Voilà les trois blocs qui vont sans doute se battre pour les législatives et qui engendreront une cohabitation (assez fortement demandée par les Français) ou une gouvernance « normale » pour Emmanuel Macron.

L’inadéquation entre les institutions et les Français

Cette évolution marque l’inadéquation entre les institutions de la Vème République et les Français, qui se détournent de plus en plus nombreux des urnes. Rappelons à cet égard que 32% des inscrits n’a pas participé à cette élection (13 millions d’abstention et 3 millions de bulletins nuls).

Lors des prochaines législatives (12 et 19 juin) ce sont donc sans doute ces trois blocs qui s’affronteront, à condition que les alliances et les rapprochements aient lieu. Nous devrions être fixés rapidement.

ces législatives ne seront pas un blanc-seing pour Emmanuel macron

Ces législatives seront donc l’occasion de solidifier les positions, de désigner le leader de l’opposition au rythme des triangulaires et quadrangulaires possibles dans de nombreuses circonscriptions.

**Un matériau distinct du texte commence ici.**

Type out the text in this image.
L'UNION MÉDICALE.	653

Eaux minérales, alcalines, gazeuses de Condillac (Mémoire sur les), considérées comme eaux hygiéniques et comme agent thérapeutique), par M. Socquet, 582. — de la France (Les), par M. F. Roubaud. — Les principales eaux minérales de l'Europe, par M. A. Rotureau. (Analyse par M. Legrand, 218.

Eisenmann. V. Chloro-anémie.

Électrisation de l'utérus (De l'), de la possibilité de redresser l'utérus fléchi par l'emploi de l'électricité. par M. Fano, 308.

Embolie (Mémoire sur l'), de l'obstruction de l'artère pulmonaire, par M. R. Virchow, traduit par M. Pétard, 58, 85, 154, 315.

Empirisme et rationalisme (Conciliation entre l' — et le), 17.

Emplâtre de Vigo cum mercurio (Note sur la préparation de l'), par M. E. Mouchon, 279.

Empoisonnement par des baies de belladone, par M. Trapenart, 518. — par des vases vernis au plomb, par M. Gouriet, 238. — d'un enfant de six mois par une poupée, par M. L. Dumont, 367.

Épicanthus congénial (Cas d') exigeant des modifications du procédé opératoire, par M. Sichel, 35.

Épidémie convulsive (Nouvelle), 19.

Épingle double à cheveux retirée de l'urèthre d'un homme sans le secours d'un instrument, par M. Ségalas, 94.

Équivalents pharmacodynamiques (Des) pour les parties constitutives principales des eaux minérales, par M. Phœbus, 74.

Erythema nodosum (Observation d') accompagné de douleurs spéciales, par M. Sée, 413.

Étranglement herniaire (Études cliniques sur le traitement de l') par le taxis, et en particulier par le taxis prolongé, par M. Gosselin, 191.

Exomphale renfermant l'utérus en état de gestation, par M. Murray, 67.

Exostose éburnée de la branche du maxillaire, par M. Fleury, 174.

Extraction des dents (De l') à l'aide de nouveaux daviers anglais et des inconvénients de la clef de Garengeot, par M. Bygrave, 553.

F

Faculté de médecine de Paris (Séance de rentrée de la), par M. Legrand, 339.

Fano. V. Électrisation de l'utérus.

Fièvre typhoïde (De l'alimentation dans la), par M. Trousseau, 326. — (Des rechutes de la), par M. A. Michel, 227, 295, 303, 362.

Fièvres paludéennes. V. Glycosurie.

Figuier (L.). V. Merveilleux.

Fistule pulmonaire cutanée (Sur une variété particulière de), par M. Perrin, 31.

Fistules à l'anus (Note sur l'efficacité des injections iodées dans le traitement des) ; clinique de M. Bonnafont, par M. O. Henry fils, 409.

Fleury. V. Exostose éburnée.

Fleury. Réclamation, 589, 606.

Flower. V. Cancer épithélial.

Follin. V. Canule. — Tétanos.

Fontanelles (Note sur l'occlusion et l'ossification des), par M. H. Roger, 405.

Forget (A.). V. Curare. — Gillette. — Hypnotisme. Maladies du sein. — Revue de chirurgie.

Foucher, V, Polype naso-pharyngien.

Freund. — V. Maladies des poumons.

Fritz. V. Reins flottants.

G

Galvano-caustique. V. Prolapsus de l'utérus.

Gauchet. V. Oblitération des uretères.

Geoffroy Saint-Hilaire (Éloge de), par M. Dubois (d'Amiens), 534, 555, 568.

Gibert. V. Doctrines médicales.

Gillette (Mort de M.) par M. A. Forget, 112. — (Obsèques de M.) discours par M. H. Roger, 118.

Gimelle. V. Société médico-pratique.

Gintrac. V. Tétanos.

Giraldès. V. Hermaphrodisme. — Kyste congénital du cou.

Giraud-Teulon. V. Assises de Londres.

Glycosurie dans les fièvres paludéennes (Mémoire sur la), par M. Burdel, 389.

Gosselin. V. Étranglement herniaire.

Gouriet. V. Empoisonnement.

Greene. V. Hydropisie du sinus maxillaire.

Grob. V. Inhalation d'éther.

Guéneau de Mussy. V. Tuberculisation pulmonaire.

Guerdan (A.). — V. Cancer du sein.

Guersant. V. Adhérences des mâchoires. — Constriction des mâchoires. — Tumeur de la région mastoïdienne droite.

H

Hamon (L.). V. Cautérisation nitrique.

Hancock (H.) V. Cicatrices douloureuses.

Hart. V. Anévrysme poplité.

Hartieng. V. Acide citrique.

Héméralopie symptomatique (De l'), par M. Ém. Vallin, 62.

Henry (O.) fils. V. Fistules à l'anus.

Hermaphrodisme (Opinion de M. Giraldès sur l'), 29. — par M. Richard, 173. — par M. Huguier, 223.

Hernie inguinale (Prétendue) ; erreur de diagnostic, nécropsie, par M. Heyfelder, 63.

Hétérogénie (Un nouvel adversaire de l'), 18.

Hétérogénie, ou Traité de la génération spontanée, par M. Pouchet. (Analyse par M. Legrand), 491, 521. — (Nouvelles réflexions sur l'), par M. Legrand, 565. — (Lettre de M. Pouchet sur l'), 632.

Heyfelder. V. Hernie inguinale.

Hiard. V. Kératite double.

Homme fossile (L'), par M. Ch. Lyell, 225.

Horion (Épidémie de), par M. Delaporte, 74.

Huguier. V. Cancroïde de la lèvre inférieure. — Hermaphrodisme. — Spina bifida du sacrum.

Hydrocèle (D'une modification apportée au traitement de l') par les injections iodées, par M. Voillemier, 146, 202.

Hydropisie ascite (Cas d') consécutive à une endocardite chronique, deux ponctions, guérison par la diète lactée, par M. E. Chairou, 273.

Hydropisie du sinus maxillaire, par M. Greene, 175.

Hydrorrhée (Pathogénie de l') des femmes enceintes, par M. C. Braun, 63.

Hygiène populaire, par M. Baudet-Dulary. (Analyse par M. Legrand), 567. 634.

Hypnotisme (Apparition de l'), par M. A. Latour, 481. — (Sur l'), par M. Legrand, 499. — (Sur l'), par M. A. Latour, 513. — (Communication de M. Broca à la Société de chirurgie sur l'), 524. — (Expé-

Elle permettra aussi pour certains d’affermir une trésorerie au plus bas, car rappelons que chaque voix aux législatives rapporte en moyenne 1,40 euro (si quelques simples conditions sont remplies).

Cohabitation ou pas, nous verrons bien ; mais ces législatives ne constitueront certainement pas un blanc-seing pour Emmanuel Macron qui entame son dernier mandat avec d’ombrageuses perspectives.

Et s’il tenait l’une de ses promesses de 2017 en incluant de la proportionnelle ? Et s’il écoutait 3 millions de Français qui se sont déplacés le 24 avril sans choisir de candidat en considérant le vote blanc ? Voilà qui pourrait être un signe de l’adaptation de nos institutions à la réalité du pays.